Unless pigeons interfere.
It’s easy to overlook pigeons as bumbling fools. Pecking at the seeds dropped from the bird-feeders, waddling around comically or sitting on the road warming their feet and not understanding the danger they’re in. But pigeons can cause a surprising amount of damage to roof-top solar panels.
Solar panels are installed with a small space between panel and roof tile – a space that is ideal for a pigeon to hide and nest in. Pigeons prefer to build their nests in hidden places, and where more private than tucked under solar panels, up on a roof that no human ever visits?
Once a pigeon finds that cosy, hidden place under your solar panels, they will return to it year after year unless you take effective action to keep them out.
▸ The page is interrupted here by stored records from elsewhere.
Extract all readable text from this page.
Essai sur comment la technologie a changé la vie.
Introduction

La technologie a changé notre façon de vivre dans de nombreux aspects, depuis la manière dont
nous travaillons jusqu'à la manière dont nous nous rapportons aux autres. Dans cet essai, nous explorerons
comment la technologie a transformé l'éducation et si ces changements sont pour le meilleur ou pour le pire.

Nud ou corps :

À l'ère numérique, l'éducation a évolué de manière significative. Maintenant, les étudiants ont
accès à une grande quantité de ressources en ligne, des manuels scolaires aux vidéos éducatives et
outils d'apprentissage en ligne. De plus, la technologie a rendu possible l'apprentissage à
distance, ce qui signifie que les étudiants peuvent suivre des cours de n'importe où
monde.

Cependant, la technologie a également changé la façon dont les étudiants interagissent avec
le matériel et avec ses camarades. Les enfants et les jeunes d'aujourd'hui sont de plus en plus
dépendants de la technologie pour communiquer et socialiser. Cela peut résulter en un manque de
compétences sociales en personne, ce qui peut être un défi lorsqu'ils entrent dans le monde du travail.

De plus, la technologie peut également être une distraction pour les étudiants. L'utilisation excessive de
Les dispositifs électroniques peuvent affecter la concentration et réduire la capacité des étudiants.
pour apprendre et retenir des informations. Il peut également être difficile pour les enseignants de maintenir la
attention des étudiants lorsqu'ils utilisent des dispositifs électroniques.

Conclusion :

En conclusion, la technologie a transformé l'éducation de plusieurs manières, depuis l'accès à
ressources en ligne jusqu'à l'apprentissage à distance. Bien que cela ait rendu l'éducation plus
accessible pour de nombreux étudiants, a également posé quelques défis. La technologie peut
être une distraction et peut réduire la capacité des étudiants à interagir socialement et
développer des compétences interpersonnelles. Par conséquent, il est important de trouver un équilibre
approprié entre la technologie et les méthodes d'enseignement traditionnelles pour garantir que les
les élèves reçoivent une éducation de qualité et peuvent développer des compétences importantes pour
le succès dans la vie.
If you don’t…
- Pigeons land on top of the panels initially; their beaks and talons are sharp enough to scratch the surface, reducing the panels’ efficiency.
- Pigeons are destructive, pulling at wires and disturbing connections.
- Bird droppings are acidic, and will damage the protective coverings on the panels’ wiring system – again, reducing their efficiency.
- Pigeons carry some virulent diseases, including e-coli, listeria and psittacosis, many of which can be transmitted to humans.
- The material that accumulates on the roof – poop, nesting material, discarded food – harbours tiny pests such as mites, ticks and parasites that can work their way under the tiles and possibly into your roof-space.
- Rain will wash nests, poop and feathers down the roof – clogging up gutters, downpipes and drains with a pestilential mush.